Green confirmed that inherited current and planned cuts, amounting to billions of pounds by the end of the decade, would go ahead. The cuts will be the same as it would have been had Osborne still been in post: the living standards of millions of “just managing” low-income working households will continue to suffer, and the very poorest and most vulnerable will become poorer.

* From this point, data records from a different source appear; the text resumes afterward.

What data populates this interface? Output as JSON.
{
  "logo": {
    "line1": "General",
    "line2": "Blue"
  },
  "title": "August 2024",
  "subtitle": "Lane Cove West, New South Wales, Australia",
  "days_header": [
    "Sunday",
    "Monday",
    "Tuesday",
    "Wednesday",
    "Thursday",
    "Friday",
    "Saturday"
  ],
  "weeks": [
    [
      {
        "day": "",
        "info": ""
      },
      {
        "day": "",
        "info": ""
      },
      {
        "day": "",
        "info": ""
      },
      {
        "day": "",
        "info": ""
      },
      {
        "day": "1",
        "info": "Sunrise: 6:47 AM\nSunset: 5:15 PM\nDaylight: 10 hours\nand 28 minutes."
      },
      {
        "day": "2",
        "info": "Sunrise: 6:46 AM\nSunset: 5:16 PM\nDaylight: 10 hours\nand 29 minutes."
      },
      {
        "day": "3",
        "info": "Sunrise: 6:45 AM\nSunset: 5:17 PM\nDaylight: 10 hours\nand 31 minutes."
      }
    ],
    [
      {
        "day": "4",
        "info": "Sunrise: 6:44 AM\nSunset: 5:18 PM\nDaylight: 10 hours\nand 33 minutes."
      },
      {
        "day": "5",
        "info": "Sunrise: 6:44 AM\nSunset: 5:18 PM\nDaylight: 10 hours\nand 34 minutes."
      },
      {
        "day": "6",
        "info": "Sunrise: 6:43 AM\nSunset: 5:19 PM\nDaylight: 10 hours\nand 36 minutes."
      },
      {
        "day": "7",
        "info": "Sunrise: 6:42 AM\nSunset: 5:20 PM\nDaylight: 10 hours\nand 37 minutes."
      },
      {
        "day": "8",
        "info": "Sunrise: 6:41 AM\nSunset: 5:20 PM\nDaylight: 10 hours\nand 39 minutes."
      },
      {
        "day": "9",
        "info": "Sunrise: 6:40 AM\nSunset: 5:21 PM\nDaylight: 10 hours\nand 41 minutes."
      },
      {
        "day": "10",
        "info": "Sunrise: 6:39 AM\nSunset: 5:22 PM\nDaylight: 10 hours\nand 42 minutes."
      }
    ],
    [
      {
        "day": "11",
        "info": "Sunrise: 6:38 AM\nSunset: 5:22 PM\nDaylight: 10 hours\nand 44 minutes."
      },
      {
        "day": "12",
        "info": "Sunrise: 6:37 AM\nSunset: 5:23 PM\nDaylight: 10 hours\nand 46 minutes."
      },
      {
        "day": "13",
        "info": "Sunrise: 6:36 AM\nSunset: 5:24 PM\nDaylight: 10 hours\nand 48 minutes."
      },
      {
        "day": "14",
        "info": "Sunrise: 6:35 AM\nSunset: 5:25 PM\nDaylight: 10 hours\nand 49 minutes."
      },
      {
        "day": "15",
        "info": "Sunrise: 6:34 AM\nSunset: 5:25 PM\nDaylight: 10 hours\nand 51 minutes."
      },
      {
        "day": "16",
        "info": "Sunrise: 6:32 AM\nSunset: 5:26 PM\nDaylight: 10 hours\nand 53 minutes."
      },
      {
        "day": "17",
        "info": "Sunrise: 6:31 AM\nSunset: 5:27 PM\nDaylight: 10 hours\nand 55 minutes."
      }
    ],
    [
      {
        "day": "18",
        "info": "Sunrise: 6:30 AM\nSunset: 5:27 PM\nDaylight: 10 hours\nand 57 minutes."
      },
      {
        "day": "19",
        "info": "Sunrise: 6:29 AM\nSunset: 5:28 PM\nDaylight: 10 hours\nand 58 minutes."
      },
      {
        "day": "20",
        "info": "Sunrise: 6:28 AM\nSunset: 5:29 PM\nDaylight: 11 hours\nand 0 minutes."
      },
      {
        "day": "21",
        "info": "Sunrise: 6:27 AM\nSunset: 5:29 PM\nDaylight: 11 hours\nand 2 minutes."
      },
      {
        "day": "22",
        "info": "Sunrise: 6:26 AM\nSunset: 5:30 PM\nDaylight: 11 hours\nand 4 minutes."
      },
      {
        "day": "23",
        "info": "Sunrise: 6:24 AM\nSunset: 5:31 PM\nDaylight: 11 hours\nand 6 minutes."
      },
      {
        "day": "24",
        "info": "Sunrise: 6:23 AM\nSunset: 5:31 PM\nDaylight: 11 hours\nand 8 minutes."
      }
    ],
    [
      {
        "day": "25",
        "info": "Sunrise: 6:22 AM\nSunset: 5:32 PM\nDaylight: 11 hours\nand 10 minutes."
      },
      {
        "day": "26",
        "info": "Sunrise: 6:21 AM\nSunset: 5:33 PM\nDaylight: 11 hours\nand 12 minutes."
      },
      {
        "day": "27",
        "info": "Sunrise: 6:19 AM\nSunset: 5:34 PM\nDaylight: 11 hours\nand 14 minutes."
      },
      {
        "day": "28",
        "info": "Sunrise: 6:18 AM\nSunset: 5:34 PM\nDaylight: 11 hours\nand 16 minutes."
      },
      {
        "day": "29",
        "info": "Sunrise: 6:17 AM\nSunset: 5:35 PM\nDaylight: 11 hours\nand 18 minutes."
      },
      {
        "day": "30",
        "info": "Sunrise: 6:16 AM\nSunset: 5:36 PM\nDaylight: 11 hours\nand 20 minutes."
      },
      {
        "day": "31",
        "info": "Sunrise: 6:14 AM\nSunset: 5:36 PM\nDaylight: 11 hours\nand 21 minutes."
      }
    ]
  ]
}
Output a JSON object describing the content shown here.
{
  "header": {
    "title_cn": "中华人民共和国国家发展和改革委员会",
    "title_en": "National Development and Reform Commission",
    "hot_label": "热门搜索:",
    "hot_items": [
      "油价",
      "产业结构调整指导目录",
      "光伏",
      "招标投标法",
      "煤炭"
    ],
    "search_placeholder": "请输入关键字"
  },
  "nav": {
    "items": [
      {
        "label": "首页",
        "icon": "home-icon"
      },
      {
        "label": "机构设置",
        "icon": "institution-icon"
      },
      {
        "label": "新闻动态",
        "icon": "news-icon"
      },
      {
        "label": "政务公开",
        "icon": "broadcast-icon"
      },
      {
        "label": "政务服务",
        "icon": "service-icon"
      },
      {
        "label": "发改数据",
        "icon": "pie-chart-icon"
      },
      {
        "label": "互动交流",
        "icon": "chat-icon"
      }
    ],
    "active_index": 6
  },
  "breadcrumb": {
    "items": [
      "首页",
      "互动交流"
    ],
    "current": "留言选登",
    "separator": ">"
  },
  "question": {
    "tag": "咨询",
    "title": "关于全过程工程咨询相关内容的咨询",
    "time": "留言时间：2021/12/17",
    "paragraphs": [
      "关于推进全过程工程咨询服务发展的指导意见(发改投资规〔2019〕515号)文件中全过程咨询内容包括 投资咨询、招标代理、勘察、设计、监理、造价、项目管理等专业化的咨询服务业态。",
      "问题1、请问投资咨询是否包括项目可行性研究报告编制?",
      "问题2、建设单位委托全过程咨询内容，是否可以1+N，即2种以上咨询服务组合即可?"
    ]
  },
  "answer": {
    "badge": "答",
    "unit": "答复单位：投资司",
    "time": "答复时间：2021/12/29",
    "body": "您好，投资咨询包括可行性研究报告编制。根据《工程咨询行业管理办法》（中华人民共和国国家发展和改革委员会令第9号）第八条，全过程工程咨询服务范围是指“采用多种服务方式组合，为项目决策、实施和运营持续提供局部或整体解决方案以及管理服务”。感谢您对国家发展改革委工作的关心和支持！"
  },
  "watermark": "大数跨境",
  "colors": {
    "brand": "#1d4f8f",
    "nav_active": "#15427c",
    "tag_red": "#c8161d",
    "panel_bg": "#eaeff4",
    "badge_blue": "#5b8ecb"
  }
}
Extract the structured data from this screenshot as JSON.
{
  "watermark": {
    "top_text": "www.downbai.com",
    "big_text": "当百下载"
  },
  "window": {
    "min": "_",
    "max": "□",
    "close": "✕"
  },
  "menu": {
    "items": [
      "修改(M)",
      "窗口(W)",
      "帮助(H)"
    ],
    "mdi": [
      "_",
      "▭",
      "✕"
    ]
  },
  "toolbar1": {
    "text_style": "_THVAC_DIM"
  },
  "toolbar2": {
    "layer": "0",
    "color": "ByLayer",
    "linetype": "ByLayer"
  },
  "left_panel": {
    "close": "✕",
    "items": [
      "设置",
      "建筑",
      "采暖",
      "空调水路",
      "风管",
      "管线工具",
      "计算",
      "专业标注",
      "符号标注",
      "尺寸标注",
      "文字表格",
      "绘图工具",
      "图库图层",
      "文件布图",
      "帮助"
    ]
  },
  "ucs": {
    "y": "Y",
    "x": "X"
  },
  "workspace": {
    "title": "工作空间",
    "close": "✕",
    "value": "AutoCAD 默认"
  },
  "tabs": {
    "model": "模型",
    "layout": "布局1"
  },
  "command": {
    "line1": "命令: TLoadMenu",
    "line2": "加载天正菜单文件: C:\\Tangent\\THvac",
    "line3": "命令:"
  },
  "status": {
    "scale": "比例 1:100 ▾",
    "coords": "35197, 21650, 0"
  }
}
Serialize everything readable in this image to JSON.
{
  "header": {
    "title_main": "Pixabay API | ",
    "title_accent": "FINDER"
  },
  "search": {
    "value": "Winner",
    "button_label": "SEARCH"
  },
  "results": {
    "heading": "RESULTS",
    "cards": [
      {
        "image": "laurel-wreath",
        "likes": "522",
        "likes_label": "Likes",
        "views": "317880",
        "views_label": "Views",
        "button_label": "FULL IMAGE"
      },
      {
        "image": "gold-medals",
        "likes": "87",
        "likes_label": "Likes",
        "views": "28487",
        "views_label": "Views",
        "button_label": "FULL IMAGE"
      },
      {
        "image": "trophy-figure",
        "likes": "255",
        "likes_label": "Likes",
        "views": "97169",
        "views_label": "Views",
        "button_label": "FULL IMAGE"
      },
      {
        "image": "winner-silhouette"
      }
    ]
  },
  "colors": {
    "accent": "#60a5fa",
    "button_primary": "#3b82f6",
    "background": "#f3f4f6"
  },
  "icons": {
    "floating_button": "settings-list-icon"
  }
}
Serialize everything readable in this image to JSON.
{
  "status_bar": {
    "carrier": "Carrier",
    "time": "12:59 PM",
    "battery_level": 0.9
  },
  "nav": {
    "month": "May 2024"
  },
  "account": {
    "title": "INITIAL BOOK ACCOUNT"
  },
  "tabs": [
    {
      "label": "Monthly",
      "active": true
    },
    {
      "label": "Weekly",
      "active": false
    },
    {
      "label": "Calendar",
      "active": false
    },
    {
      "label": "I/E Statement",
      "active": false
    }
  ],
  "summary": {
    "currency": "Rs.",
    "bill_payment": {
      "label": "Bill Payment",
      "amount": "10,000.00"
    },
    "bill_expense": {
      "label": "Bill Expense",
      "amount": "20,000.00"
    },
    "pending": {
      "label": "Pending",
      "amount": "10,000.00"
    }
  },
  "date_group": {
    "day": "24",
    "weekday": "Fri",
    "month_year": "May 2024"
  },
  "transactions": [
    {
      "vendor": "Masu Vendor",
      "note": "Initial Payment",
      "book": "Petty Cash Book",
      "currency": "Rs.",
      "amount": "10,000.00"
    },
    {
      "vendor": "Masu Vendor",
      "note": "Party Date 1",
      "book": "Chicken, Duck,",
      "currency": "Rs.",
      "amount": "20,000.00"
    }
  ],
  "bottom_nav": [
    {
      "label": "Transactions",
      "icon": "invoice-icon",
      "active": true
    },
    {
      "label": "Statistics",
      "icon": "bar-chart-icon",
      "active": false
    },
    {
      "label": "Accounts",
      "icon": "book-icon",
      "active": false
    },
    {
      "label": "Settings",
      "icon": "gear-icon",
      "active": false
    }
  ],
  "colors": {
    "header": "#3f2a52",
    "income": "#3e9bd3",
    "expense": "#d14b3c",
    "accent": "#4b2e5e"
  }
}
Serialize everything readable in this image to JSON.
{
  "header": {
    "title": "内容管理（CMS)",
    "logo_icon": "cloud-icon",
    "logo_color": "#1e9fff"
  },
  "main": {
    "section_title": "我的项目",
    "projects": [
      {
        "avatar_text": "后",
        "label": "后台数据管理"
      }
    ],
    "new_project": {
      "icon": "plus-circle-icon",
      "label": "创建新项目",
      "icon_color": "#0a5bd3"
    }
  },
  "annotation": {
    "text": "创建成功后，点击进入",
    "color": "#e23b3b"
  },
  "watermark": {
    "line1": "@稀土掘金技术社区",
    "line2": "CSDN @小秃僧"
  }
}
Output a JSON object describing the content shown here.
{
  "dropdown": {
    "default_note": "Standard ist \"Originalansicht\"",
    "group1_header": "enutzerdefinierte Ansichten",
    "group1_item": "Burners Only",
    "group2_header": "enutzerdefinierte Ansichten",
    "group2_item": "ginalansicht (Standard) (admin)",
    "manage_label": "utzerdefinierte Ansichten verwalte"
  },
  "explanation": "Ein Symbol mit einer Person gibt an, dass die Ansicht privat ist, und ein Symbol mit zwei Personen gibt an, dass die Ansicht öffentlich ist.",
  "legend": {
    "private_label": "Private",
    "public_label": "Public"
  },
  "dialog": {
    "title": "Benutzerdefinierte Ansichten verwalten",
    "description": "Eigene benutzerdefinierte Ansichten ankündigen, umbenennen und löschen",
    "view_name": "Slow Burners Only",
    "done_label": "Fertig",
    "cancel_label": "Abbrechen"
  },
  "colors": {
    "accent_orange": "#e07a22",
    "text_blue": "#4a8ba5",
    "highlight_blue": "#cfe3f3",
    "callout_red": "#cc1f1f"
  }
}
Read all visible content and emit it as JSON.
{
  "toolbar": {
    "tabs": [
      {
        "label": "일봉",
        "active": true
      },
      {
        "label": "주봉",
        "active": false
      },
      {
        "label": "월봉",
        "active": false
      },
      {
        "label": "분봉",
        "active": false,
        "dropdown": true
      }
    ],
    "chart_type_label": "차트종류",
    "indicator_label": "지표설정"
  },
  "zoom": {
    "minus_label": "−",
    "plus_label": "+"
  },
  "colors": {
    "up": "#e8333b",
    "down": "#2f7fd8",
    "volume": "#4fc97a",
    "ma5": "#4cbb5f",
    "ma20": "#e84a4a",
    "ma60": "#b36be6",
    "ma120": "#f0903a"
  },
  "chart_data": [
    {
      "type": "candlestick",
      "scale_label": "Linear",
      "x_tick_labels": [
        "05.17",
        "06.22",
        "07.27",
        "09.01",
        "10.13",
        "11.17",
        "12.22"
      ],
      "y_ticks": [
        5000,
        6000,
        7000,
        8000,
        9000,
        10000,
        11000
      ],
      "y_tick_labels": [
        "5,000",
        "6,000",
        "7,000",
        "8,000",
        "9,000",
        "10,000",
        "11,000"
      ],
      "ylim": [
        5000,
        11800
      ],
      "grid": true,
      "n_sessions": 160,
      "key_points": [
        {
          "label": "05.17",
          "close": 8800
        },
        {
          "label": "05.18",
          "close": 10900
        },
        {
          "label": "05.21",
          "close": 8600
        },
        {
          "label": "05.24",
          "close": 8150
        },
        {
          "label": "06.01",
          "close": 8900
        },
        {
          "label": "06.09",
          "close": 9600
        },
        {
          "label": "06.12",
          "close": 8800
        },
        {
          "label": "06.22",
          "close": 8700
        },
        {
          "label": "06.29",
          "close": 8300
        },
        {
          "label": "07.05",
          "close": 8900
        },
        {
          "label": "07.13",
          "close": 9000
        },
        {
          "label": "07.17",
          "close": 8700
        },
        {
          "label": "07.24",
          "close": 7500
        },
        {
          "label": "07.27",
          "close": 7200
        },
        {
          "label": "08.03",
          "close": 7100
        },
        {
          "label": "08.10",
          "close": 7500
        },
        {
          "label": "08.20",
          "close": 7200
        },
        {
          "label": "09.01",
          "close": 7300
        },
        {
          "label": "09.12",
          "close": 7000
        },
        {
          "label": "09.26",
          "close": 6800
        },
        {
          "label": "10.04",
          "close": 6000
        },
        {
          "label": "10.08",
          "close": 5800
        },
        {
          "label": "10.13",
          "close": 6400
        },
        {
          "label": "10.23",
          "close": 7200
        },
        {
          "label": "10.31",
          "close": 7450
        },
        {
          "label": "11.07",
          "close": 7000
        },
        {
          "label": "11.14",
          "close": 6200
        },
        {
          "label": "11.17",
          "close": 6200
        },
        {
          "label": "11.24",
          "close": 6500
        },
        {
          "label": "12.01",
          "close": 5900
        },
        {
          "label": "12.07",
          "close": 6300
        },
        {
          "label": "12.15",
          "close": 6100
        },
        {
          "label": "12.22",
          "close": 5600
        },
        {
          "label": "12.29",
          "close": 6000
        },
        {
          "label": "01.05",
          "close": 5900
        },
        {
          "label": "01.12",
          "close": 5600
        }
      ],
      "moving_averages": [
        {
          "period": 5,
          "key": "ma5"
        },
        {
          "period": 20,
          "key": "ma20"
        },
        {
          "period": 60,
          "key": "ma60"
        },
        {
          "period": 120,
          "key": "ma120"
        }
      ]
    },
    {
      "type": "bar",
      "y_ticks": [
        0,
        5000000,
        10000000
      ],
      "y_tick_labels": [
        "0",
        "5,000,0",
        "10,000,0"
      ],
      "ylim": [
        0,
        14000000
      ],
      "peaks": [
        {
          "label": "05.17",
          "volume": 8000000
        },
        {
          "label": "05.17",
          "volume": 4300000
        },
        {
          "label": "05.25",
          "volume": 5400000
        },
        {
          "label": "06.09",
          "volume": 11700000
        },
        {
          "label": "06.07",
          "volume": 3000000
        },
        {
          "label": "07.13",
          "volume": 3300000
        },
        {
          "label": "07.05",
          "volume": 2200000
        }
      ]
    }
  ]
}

When you have frozen working-age benefit rates until the end of the decade, taking £7bn from the pockets of the less well-off at a time when living costs are rising, and are steaming ahead with a nasty household benefit cap that in theory will save the taxpayer £100m a year but push 250,000 children into even deeper poverty, how much further can you go? That is to name just two social security cuts. Billions more are planned between now and 2020: there are relatively high-profile measures, such as £30 a week cuts to employment and support allowance payments for chronically ill and disabled people found unfit for work; and there is the gradual introduction of more technical cuts buried in universal credit amounting to over £7bn by 2020, such as the two child limit, and reductions to work allowances.
The ruling class have made no secret of who will be their next target. The pensioners. The blame game has already begun with encouraging inter-generational rivalry.